Plusieurs groupements politiques et civils haïtiens dont EDE, RDNP, UNSMT entre autres, ont publié un communiqué commun ce vendredi 5 juin 2026. Ils y condamnent ce qu'ils estiment être une atteinte à l'autonomie du Conseil Électoral Provisoire et un péril pour le scrutin prévu cette année.
Dans cet écrit baptisé « Déclaration solennelle des forces politiques et sociales de la République pour le salut de la République et la sauvegarde du processus électoral », les signataires soutiennent que la nation traverse l'une des crises les plus graves de son histoire moderne.
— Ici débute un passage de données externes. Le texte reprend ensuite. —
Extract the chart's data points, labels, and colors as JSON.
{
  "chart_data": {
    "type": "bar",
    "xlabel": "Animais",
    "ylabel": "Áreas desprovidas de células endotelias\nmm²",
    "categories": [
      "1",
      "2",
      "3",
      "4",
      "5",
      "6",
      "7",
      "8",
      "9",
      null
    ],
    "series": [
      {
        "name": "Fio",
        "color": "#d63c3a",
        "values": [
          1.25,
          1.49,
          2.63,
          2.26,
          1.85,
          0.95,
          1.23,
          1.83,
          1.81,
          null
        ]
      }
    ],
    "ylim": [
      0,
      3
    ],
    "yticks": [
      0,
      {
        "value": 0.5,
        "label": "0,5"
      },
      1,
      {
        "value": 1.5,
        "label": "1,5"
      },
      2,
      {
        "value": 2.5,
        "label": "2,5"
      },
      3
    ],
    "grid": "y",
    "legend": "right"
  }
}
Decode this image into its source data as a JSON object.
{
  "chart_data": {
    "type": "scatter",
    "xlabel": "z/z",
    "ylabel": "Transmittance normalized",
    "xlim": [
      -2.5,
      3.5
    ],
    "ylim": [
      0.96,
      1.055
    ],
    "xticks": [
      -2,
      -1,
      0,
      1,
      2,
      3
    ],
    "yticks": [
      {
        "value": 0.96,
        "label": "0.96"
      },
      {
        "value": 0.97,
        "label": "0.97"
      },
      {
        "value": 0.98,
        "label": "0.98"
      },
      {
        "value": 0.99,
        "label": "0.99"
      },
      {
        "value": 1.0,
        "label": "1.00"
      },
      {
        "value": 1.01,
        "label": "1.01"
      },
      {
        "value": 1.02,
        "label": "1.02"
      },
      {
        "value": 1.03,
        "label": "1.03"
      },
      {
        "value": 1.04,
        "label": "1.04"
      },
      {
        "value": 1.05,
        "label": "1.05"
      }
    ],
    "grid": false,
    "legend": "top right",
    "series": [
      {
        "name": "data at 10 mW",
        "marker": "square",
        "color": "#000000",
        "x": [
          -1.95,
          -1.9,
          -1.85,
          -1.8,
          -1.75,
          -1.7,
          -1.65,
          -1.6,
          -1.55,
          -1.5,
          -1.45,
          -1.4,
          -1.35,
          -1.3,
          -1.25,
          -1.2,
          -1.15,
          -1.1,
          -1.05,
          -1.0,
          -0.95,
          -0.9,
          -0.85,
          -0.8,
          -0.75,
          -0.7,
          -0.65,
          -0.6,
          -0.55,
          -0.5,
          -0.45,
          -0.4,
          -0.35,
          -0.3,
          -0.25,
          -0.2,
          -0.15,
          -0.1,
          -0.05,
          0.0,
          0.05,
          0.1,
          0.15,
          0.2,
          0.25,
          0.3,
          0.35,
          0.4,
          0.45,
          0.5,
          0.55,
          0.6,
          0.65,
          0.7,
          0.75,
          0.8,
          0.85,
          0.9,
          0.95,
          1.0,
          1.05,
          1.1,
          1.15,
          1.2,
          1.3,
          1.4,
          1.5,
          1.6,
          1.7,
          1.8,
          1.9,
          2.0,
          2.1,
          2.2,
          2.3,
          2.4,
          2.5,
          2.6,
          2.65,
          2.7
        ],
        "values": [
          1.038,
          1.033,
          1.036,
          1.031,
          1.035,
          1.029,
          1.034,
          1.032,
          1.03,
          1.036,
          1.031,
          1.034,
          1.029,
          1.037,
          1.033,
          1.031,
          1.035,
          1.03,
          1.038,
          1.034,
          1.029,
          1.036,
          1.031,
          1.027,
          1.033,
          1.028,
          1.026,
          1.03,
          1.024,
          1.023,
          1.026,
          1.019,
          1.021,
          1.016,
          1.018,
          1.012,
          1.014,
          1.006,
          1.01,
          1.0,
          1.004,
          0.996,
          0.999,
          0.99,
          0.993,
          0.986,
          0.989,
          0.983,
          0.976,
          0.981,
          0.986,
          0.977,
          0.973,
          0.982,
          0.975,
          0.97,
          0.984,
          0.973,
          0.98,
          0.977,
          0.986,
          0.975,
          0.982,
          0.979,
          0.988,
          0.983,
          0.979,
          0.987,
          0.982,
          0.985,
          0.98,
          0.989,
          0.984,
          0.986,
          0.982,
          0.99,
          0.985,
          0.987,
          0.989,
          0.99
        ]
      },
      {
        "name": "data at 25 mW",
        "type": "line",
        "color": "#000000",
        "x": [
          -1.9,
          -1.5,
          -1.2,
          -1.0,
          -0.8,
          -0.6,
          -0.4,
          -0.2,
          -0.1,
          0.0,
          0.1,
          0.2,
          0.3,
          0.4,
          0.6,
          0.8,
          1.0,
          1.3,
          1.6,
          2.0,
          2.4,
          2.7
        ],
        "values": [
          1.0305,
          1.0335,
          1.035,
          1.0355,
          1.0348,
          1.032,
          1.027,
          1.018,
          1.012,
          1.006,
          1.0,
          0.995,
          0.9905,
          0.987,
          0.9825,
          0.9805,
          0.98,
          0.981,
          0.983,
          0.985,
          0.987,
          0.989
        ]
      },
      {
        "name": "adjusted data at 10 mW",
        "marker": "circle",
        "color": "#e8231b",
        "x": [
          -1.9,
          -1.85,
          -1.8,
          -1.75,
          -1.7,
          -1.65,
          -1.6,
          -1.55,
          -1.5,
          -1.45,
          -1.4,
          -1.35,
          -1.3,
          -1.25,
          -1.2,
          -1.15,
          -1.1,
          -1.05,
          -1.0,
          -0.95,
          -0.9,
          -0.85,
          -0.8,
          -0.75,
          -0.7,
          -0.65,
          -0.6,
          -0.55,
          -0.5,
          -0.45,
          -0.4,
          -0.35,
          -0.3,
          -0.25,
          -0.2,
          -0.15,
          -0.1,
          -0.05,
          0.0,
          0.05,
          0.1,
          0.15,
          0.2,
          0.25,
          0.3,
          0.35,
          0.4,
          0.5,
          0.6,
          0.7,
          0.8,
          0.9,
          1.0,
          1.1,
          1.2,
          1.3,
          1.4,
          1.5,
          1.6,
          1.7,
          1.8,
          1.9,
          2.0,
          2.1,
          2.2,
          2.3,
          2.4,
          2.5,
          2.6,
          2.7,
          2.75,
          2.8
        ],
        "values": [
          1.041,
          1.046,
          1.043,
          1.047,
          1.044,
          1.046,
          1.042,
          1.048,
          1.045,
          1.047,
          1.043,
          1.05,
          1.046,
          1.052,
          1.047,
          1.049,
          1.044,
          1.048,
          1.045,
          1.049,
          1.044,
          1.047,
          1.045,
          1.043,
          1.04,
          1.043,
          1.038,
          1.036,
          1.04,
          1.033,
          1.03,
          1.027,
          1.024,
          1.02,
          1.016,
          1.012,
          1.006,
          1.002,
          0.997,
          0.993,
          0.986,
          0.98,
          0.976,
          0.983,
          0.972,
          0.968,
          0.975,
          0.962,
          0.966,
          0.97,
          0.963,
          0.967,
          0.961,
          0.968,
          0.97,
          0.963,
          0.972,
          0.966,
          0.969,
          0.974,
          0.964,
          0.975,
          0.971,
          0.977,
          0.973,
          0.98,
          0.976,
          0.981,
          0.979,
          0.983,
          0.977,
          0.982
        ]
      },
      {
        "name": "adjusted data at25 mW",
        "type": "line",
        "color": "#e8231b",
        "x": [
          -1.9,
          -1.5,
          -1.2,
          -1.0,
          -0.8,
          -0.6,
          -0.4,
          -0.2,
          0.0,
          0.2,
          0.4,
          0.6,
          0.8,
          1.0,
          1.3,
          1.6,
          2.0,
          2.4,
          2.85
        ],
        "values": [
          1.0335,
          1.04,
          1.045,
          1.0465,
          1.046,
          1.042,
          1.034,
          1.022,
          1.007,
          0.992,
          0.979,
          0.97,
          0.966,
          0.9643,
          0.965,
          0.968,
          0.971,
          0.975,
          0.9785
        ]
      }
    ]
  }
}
Selon eux, le pouvoir en place faillit à sa tâche essentielle qui est de sécuriser le pays afin de permettre la tenue d'élections démocratiques, justes et transparentes.
Dans leur communiqué, ils incriminent ouvertement le Chef du gouvernement Alix Didier Fils-Aimé de vouloir s'accaparer la mainmise sur le processus électoral. Pour eux, l'arrêté ayant transféré certaines attributions du CEP au directeur général de l'organisme représente une disposition anticonstitutionnelle qui nuit à l'équilibre démocratique et relègue le Conseil électoral à un rôle subalterne.
Les parties prenantes soulignent qu'en vertu de l'article 191 de la Constitution, le Conseil Électoral Permanent (CEP) détient la responsabilité exclusive de planifier et de superviser les scrutins avec une impartialité totale. Elles affirment que cette autonomie est un prérequis fondamental pour garantir la transparence et l'intégrité des prochaines consultations électorales.
Les signataires déplorent également le différend actuel entre le gouvernement et le CEP. D'après eux, cette discorde n'est nullement fortuite ; il s'agit plutôt d'une stratégie politique délibérée visant à fragiliser l'institution électorale à l'heure où le pays s'apprête à restaurer l'ordre constitutionnel.
Ces entités exhortent les instances internationales à maintenir leur appui au CEP pour l'exercice de ses mandats constitutionnels. Elles considèrent que l'assistance des intervenants étrangers demeure cruciale pour sauvegarder la légitimité des élections à venir.
Dénonçant une « dérive autoritaire », les acteurs politiques et sociaux appellent à une mobilisation générale (syndicats, société civile, secteur privé, citoyens). Rejetant toute « mascarade électorale », ils exigent l'indépendance immédiate du CEP et la mise en place de conditions garantissant des scrutins sincères et transparents.